Mit Federn, Haut Und Haar: Schatten der Vergangenheit

Ein neues Jahr provoziert fromme Wünsche. Also: Für Öster reich wünsche ich mir Zukunftsorientierung und Selbstvertrauen für alle. Zugegeben, weder besonders originell noch konkret. Daher bin ich Rudolf Taschner dankbar, dass er unlängst meinen Nebensatz zur österreichischen Realverfassung aufgriff, weil ich daran festmachen kann, wovon ich mir in Zukunft weniger wünsche. Meine These war, dass der traditionelle religiöse (eigentlich katholische) Konservativismus immer noch die Entwicklung im Lande hemmt. Mitnichten, meint Taschner, schließlich seien Deix und Scharang leuchtende Beispiele für das liberale Klima im Lande. Lieb, nicht?

Bei allem Respekt, Herr Kollege: Dass ein katholisch fundierter Konservativismus mit Wurzeln in der Gegenreformation, gepaart mit Metternichschen Resten immer noch unsere (Real-)Verfassung bestimmt, mögen ein paar Beispiele zeigen: Leben wir nicht immer noch im Konkordat, verlangten heimische Politiker nicht tatsächlich, Gott und christliche Werte in der Verfassung festzuschreiben? Ist es wirklich bedeutungslos, dass höchste Vertreter der Kirche gerade versuchen, den Biologen mitzuteilen, wie Evolution funktioniert?

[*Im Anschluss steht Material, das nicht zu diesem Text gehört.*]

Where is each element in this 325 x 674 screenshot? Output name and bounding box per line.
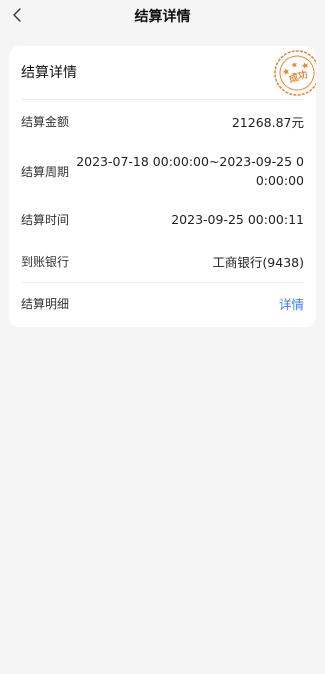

Trifft es denn nicht zu, dass die Naturwissenschaften eher in europäischen Gesellschaften mit reformistischem Hintergrund (Niederlande, England etc.) blühen, weniger im dogmatischen Klima der katholischen Stammlande? Hat man nicht in jahrzehntelangem Einklang der Parteien wider alle Lippenbekenntnisse die Hochschulen im Lande ausgehungert (Budgeterhöhungen gingen vor allem in die Verwaltung)? Sind diese Unis nicht mehr denn je hierarchisch statt leistungsorientiert strukturiert? Will mir Herr Taschner im Ernst einreden, der religiöse Konservativismus habe damit sowie mit der heimischen Obrigkeitshörigkeit und Geistfeindlichkeit nichts zu tun (ich empfehle einen Blick in die "Kronen Zeitung")?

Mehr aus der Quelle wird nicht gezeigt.